The results were hardly encouraging.
“It was a total waste of time,” he says with a sigh, before adding: “I have to try, right?”
Bailey was hoping the lifting of the provincial ban on indoor dining last week would be the boost his business needed after a bleak January.
Instead, amid the ongoing protests, he’s engaged in what feels like a never-ending cost-benefit analysis. He says sales have plummeted from $300-$400 a day to barely $100 since the protests began, hardly making his decision whether to open a slam dunk.
'I need to open'
“That’s the tough process,” Bailey explains, adding he “wouldn’t hesitate” to close the restaurant if he or his employee ever felt uncomfortable. “I need to open – I need to get revenue, even if it’s a hundred bucks. I’ll take it right now.”
Bailey stresses that the protesters who’ve patronized his eatery have been civil, with many saying they empathize with his plight as a small business owner during a pandemic that’s ravaged his industry.
“We haven’t had a problem yet with anybody being disrespectful or trying to preach to us about anything,” he adds.
As the demonstrations stretched into their 13th day Wednesday, Bailey is far from the only business owner in the heart of the protest zone wrestling with the same issues.
Earlier this week, the owner of the Rideau Centre said the downtown mall, which has been closed since Jan. 29, would remain shut indefinitely due to “ongoing public safety issues related to demonstrations surrounding Parliament Hill.”
Cadillac Fairview issued a statement Sunday saying “conditions for reopening will be evaluated on a daily basis,” adding its primary concern was the safety of the shopping centre's employees and customers.
“The situation in Ottawa’s downtown core is untenable and we call on all levels of government to collaborate on a solution,” the statement concluded.
Dan Kelly, president and CEO of the Canadian Federation of Independent Business, says many of the organization’s members in downtown Ottawa are constantly weighing the benefits of bringing in whatever revenue they can against concerns for employee and customer comfort and safety.
"It’s not easy math to determine as a business owner whether you should open or close."
“It’s not easy math to determine as a business owner whether you should open or close,” says Kelly, whose group represents more than 110,000 SMEs across the country.
The veteran lobbyist says some retailers in the protest’s epicentre have had no choice but to shut down since traffic on their streets has effectively come to a standstill.
Others, however, are in a constant state of uncertainty about whether to turn the lights on.
“They’re having to make day-by-day decisions, often hour-by-hour decisions, because it really depends whether the employees are even able to make it through to get to work,” Kelly notes.

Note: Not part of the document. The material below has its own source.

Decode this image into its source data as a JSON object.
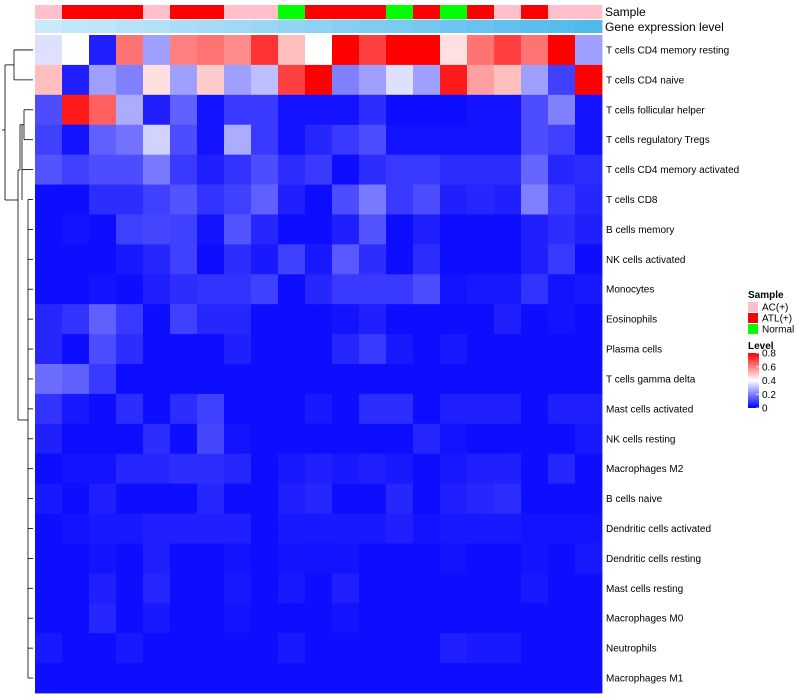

Kalin McCluskey, the executive director of the ByWard Market BIA, says the question of whether to open or close has been top of mind for more than a few of her organization’s 600-plus members over the past couple of weeks.
“For most merchants, their No. 1 priority has been the safety and security of their staff,” McCluskey says.
While some businesses in the Market have remained closed throughout the protests, many others have chosen to open with reduced hours or carry on with business as usual, she says.
'Adding insult to injury'
“It’s been a mix,” McCluskey says. “It’s a delicate balancing act that I don’t think anybody feels that they’ve perfected.”
Kelly says the protests have dealt yet another blow to many enterprises that were “already hanging by a thread” after two years of measures aimed at stemming the spread of COVID-19.
“It just feels like adding insult to injury,” he says. “It’s not like curbside pickup is going to be your salvation. It’s even more complicated than the COVID restrictions to try to get through the challenges at the moment. It is brutally hard to try to figure out what the right measures are to try to help businesses at this point.”
“It has been a long journey with COVID and the ongoing closures that we’ve sustained,” she says. “For (the protest) to come in on top of it, folks are exhausted. They need support – they need people to be shopping. They understand that right now, it’s not always safe to do so. So it’s been a really tricky position for everybody to be in.”
Kelly is calling on the province to step up its support for affected businesses. Meanwhile, he’s urging all sides to find a speedy resolution to the situation so the downtown can reopen once again.
“The longer this goes on, it can actually alienate a group that probably is quite sympathetic to some of the perspectives that protesters have,” he says, referring to entrepreneurs who support the convoy’s call for an end to most COVID-19 measures.
Back at his Bank Street restaurant, Bailey says he’s doing his best to roll with the punches.
“It’s like, ‘Here we go again – something else,’” he says. “It feels never-ending, and it’s just another thing to add to the chapter of the last two years of trying to operate a business in the downtown core.”